Historically, the number of jacks returning in any given year has provided a general indication of the number of 3 and 4-year old Chinook expected to return in upcoming years. Thus, the Pacific Fishery Management Council uses this information to predict the annual Sacramento River fall-run Chinook (SRFC) abundance (i.e., Sacramento Index) for establishing ocean harvest quotas. However, beginning in 2009, the relationship between the number of jacks and expected returns of 3 and 4-year olds has shifted for SRFC, leading to over-predictions of abundance in recent forecasts (PFMC 2012). The number of SRFC jacks returning in 2011 was the largest on record resulting in jacks representing almost 50% of SRFC abundance, which is the highest percentage of jacks seen in the past few decades (Figure 1).
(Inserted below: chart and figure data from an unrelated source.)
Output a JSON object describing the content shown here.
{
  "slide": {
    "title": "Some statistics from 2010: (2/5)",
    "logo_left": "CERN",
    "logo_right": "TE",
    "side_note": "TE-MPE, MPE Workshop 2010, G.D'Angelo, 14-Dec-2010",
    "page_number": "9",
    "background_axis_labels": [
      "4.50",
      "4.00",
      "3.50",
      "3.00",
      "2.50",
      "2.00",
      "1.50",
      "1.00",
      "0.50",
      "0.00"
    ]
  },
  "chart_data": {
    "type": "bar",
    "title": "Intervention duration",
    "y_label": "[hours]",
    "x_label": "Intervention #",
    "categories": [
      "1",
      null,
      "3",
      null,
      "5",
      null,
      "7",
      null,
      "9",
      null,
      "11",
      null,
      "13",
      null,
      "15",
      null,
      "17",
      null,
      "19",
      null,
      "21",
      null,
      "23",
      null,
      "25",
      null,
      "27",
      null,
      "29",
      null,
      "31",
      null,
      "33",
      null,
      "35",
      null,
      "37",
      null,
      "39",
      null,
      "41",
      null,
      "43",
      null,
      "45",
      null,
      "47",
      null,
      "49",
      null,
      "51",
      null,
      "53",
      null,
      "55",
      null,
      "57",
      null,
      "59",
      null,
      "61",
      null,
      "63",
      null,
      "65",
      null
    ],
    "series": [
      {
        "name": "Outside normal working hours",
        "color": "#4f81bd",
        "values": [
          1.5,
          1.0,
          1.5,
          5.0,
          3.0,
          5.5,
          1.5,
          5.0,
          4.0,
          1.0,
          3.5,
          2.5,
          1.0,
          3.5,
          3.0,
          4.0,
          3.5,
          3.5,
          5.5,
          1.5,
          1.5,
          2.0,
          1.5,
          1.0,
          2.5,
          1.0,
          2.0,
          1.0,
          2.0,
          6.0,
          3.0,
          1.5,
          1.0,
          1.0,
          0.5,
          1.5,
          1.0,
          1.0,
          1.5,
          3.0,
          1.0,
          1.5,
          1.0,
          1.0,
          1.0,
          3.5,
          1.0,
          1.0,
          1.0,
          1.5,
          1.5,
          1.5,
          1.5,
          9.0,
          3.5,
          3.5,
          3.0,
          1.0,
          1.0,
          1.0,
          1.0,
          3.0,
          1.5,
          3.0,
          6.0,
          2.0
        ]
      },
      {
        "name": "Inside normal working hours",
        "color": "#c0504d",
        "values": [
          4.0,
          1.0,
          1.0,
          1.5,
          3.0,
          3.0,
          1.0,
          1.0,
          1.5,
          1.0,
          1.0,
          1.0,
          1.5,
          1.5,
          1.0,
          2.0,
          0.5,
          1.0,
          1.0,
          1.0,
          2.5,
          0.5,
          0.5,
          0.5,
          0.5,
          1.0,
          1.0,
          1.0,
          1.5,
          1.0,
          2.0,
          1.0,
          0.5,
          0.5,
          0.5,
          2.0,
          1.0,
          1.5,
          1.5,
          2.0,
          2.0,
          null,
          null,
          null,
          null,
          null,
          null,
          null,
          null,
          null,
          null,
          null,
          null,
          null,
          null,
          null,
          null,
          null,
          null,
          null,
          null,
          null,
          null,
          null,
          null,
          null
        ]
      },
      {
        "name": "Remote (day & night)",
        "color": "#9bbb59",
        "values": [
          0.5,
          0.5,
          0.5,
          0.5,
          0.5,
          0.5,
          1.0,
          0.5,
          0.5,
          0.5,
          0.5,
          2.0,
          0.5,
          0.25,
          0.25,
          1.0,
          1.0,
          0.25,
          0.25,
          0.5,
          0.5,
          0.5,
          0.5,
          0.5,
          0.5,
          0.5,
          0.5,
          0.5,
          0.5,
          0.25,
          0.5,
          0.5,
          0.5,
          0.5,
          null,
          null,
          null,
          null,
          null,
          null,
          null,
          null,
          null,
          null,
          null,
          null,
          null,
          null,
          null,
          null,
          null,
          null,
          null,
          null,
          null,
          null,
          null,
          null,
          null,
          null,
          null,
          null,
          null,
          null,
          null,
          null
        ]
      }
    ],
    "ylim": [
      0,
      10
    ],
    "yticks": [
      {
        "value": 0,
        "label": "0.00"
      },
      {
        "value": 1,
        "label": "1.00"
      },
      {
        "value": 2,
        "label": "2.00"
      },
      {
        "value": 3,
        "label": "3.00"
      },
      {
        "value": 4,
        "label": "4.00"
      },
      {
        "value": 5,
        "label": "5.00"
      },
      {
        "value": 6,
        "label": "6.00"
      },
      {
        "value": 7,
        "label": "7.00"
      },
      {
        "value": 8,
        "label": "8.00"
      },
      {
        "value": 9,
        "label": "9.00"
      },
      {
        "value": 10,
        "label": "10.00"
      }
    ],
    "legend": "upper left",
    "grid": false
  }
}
In periods of increasing abundance of SRFC, the jacks will make up a larger portion of the SI than during the year before. The 2011 increase in jacks as a percentage of returning spawners can be partially, but not entirely explained by increasing overall abundance of SRFC (Figure 1). Other factors that may have contributed to this increase include their parental history and rearing environment, which can affect growth rates and age-at-maturation. In spawning experiments, younger returning males occurred from parental pairings of jacks mated with Age 4+ females compared to pairings of Age 4+ males with Age 4+ females (Hankin et al. 1993). This result may be due to the coupled influences of parental history on growth rates and subsequent growth rate influences on maturity rates. In research comparing growth rates of different parental pairings (Berijikian et al. 2011), the growth rates of offspring sired by jacks were consistently higher than those sired by older males. While this result may seem counterintuitive, it is consistent with many published studies. Individuals with higher growth rates, within a cohort of Chinook salmon (all offspring from a single year), are more likely to mature sooner (at younger ages) compared with individuals with lower growth rates (Ishida et al. 1998; Scheuerell 2005).
Biologists are working to understand the driving force behind these fluctuations in jack abundance, but whether the dramatic increase in percentage of jacks in 2011 is just a reflection of the increasing overall SRFC abundance, an effect of the proportion of jacks successfully mating, or is influenced by another environmental or biological factor, the unusually high percentage has our attention.